Mary glanced out of the window and frowned. ‘But the Flying Doctor won’t be able to fly in this weather.’
Kate looked out of the window to see what she already knew. The sky was heavy and purpling now. ‘I know. We’ll have to take her by road to Derby. Unless the weather clears further west and they can fly in and meet us at one of the stations along the way.’
Mary looked down at her daughter, then at Kate. ‘You must be worried, Kate, if you can’t wait here a day or two.’
‘I am.’
Mary grimaced. ‘We’re lucky you’re here. I’ll have to arrange for someone to take over the pub and mind the other kids, then I’ll follow. My sister lives in Derby. When does Lucy have to go?’
‘Today. Now. As soon as I can arrange it.’And that was when Kate realised the implications. By ambulance. The usual driver, Charlie, had retired and just left on his lifetime dream holiday. There was no one else with any training to come with her, and she really needed some bac-kup for this trip…
Sophie would be needed here and there was no one with any medical knowledge except—the second highest qualified paramedic in the state—she’d heard he’d got the Deputy job. The man from her past who’d flown in this morning to see her.
Rory was the last person she wanted to spend twenty-four hours locked in an ambulance truck with.
She turned away and looked into the room where Lucy lay. Maybe it wouldn’t be too bad. Maybe what she’d felt for him when she’d been sweet sixteen and besotted enough to practically force him to make love to her would be different.
Of course it would. He was ten years older now—that made him twenty-eight. With his job the onroad experiences would age anyone, so he’d probably have changed, put on city weight, look a lot older. She’d be fine.
The call came in just as Rory finished unpacking. Betty knocked like a machine gun on his door and Rory flinched from too many sudden call situations in the city. Maybe he did need this break away from work.

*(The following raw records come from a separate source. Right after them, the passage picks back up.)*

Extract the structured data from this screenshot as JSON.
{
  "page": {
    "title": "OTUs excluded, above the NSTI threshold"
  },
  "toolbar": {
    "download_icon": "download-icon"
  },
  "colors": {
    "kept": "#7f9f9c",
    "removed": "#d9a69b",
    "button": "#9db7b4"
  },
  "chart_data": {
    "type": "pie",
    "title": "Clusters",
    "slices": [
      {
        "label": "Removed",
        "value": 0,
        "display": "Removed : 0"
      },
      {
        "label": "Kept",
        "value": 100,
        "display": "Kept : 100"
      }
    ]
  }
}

Betty in a battledress shirt and viciously creased trousers was a scary thing as she stood ramrod-straight outside his door, and he wondered if he should salute her.
He opened the door wider, but gingerly, because the handle felt as if it was going to come off in his hand. The place was falling apart.
The fierce expression on Shultzie’s face made him wonder if he was going to be put through an emergency fire drill. ‘Yes, ma’am?’
‘Kate Onslow’s on the phone for you. Best take it in the hall quick smart.’
He moved fast enough even for Shultzie to be satisfied.